BODENHEIM – Ein Handschlag und der Deal war perfekt. Die Ortsgemeinde Bodenheim in Person des Beigeordneten Andreas Kappel und „Mayance Music Management“, vertreten durch die Gebrüder Manuel und Johannes Christ besiegelten die zweite „Kultur im (Dolles-)Park“ nach 2021, vom 7. -10. Juli.

Der Eröffnungsabend gestalteten Maddin Schneider und die Bemebelboys mit ihrem Programm „Häppi bis unners Käppi“.

Der 8. Juli 2022 stand ganz im Zeichen von „Wie im Himmel“. Der schwedische Drehbuchautor Kay Pollack und der Komponist Frederik Kempe hatten den vielfach preisgekrönten Film in eine Musicalfassung umgearbeitet. Dieses wurde von der „Music Factory 64853“, dem Kammerorchester Laubenheim, besser bekannt unter KAMEL und mit Profisänger Nico Müller in der Hauptrolle des Daniel Daréus präsentiert. Ein ein musikalisches Schwergewicht vor ausverkauftem Rasen.

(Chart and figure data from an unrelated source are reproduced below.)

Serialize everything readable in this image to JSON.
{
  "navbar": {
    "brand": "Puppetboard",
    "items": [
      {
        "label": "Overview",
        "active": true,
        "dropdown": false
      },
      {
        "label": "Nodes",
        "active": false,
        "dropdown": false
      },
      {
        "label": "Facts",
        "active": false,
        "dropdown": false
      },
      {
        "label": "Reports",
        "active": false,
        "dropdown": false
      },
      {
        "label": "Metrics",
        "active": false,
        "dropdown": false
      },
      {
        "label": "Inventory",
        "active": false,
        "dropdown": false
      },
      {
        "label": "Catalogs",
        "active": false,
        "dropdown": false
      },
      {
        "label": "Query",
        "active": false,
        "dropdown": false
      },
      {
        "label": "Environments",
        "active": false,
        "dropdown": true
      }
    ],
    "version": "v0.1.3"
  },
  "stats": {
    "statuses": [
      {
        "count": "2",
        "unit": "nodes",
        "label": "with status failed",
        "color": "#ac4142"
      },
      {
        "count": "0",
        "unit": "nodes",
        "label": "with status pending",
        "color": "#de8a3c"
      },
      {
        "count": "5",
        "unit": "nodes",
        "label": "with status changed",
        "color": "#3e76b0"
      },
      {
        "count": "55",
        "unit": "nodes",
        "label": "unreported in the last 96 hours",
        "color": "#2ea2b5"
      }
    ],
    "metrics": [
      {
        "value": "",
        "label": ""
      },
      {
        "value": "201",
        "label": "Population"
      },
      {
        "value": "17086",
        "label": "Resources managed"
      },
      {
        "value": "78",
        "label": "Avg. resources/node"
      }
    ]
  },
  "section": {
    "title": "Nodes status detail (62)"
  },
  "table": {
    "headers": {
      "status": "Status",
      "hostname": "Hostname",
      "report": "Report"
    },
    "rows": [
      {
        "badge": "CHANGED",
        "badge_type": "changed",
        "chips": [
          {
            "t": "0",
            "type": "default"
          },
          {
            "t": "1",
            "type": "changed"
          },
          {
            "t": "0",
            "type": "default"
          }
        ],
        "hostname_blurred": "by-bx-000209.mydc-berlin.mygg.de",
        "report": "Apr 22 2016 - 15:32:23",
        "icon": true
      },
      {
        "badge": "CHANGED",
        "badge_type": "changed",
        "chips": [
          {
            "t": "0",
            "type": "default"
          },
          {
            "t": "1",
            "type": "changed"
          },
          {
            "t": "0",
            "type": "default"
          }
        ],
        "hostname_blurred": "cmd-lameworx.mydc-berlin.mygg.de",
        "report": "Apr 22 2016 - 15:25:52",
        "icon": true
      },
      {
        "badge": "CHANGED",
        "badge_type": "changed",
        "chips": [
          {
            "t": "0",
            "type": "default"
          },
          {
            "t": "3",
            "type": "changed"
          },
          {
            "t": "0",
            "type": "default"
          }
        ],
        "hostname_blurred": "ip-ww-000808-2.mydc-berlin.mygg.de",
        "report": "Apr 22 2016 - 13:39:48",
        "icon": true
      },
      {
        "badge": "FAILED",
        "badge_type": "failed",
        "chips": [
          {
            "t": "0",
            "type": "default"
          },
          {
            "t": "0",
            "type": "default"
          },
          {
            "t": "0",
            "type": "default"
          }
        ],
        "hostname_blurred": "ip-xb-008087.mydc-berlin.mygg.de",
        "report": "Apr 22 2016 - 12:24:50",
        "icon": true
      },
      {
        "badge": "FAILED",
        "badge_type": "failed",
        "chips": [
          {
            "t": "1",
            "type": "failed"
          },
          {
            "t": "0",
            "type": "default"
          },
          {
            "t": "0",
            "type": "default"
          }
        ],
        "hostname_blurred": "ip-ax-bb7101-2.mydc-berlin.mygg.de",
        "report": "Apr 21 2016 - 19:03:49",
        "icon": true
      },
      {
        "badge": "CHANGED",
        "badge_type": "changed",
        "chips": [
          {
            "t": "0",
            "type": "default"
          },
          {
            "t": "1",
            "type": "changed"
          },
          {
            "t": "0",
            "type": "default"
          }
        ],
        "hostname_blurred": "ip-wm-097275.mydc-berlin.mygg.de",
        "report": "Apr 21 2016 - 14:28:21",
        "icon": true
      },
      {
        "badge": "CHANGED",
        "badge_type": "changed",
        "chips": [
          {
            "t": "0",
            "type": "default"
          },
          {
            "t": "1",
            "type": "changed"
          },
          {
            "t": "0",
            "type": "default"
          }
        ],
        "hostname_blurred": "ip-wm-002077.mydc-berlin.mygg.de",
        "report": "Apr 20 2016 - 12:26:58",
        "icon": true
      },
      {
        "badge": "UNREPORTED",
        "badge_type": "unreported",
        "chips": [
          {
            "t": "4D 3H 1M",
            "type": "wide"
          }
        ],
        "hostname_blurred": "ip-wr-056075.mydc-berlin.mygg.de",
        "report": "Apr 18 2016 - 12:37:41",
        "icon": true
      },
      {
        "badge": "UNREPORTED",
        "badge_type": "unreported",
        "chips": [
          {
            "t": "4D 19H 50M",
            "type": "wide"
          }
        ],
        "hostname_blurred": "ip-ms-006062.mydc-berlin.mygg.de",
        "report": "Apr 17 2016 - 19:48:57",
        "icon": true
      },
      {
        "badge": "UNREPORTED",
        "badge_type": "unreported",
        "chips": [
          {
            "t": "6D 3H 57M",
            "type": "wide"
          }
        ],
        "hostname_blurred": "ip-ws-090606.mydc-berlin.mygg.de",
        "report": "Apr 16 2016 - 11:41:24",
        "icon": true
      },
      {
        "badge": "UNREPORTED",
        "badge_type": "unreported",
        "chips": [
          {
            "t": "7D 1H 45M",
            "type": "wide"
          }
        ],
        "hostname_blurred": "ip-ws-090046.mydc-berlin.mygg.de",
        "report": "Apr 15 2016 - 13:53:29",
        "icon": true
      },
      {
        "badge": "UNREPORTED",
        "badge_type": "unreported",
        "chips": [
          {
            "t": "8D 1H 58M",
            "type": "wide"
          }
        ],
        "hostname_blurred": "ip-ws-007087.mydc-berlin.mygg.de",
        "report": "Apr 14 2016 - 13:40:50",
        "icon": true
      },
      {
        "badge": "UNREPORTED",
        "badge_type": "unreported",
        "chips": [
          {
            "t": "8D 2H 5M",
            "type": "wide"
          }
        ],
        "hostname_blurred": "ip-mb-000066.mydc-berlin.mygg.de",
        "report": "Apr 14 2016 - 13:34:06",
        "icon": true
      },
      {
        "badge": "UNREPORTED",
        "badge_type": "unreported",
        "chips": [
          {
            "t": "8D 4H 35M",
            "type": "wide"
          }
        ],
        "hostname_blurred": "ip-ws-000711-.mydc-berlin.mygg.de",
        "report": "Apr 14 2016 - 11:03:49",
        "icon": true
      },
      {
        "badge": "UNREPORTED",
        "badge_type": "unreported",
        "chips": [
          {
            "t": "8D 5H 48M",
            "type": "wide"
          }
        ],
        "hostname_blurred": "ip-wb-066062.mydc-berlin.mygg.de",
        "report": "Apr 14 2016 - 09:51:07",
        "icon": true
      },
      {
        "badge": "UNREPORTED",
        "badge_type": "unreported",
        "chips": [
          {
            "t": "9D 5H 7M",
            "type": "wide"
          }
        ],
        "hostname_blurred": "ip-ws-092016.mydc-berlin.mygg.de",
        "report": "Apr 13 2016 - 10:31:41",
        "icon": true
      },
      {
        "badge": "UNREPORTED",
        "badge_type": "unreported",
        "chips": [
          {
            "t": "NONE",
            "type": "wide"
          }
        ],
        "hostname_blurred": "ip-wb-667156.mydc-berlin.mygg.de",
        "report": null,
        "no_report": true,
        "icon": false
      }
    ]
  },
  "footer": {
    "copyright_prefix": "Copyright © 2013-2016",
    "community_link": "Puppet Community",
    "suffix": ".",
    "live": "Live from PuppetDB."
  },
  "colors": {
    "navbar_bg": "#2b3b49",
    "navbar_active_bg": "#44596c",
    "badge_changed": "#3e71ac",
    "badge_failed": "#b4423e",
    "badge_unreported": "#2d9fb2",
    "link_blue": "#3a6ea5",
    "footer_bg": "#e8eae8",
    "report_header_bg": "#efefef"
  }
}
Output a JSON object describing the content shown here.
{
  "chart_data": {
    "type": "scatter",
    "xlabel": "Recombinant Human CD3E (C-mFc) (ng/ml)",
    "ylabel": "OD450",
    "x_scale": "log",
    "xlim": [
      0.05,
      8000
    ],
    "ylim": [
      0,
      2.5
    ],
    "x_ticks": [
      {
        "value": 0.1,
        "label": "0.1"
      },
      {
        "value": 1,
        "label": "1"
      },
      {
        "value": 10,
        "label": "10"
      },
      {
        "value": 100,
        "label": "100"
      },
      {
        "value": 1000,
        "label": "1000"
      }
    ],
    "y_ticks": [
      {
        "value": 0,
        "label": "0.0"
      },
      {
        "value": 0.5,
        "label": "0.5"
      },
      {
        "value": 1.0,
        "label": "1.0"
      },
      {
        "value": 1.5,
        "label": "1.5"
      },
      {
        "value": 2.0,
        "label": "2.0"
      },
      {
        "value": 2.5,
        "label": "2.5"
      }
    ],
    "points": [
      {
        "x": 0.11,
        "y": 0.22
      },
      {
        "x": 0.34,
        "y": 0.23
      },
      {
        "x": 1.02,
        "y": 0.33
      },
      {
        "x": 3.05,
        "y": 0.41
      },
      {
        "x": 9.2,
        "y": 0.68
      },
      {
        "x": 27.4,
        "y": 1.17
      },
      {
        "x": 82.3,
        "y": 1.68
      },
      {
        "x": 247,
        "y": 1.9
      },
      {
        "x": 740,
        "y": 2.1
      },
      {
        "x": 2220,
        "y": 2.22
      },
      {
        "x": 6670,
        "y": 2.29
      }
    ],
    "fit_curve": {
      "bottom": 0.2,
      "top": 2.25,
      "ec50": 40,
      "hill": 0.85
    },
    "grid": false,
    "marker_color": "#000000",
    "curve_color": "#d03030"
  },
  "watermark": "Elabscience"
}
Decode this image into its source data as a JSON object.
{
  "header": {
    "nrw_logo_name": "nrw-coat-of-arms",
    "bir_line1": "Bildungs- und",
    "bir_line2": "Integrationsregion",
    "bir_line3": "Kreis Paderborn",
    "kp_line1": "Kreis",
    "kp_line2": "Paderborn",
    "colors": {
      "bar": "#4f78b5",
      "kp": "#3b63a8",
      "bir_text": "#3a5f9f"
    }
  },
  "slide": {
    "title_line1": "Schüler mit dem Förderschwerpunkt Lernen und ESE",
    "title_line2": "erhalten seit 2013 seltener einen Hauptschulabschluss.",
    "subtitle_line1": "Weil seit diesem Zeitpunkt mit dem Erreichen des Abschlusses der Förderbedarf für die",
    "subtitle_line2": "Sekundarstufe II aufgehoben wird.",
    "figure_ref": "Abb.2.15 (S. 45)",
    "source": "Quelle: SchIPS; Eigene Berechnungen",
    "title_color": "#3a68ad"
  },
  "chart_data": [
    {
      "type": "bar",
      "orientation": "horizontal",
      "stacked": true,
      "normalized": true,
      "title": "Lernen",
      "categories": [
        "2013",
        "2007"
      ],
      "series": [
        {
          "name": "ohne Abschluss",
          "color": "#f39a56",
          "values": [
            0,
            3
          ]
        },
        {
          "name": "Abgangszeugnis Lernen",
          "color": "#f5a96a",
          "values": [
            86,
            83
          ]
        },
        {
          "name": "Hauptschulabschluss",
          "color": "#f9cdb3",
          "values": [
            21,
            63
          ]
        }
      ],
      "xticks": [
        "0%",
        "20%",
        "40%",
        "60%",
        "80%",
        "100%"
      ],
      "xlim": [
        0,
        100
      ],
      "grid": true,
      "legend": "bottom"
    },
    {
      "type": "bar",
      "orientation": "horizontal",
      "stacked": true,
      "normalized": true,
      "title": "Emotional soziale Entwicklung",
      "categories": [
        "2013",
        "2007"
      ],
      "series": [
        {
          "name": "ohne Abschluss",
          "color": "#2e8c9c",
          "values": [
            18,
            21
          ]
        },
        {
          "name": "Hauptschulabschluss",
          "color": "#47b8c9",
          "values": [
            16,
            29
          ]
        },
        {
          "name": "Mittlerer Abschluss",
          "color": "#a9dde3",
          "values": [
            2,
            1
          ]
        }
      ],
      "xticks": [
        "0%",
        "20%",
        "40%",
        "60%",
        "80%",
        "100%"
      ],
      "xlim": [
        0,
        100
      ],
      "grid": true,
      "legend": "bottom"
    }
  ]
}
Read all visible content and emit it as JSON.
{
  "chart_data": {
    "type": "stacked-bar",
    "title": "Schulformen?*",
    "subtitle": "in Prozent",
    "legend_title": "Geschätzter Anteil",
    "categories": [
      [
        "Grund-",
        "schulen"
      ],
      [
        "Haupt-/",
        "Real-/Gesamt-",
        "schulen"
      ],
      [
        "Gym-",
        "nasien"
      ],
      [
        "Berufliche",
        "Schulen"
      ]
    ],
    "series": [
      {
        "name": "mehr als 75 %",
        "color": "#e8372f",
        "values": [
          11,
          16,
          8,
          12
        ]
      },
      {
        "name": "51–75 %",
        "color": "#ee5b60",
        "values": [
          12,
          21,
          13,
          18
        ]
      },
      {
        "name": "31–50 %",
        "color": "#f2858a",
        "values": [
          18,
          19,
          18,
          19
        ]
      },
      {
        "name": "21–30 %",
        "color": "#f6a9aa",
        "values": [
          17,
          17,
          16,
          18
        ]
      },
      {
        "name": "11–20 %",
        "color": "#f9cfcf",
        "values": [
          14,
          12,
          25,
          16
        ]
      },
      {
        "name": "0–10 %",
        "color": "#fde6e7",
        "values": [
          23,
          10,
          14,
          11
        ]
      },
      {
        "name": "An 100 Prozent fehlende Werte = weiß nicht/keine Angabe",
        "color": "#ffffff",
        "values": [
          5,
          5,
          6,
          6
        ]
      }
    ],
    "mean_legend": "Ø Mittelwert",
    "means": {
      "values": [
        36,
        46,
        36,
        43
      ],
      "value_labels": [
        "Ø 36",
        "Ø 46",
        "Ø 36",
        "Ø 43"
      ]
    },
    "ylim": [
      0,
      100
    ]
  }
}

„Ich freue mich wieder auf ein Megakonzert mit dem „Kinderchor Laubenheim“ und allen Kids auf dem grünen Rasen“, sprach Oliver Mager eine Minute vor seinem Auftritt und schwang sich auf die mobile Bühne seines KiKoLiLa. „5 – 4 – 3 – 2 – 1 – los geht’s“ schalte es aus dem Publikum. 300 Kinder und Eltern waren am Samstagmorgen, dem 9. Juli auf dem Rasen versammelt, um gemeinsam zu tanzen, hüfen, springen, in die Hände klatschen und Spaß zu haben. Und wie immer schaffte es der Komponist und Entertainer, das kleine Gezeppel über eine Stunde bei Laune zu halten. Es ging Schlag auf Schlag mit dem „Hallo“, der Begrüßung des Kinderchors Laubenheim, dieses Mal mit blauem Oberteil und gelber Krawatte, dem Lied vom „Kühe melken“, und immer war Bewegung angesagt: Traktor fahren, Kühe melken, auf einem Bein stehen, böse gucken und Monster machen. Bei „Immer der Nase lang“ führte der von Oliver ausgeguckte Papa Simon eine Polonaise durch die Zuschauerreihen an. Zum 05-er-Kultsong wurde geschunkelt. Wie vergangenes Jahr saxophonierte Bastian „Des Lebe is schee“ souverän und alle Kinder mussten auf das Stopzeichen des Maestros freezen, in ihrer Pose verharren. Schließlich entschieden die Kids durch Ja-Nein-Zurufe, was der Weihnachtsmann in der Sommerpause macht.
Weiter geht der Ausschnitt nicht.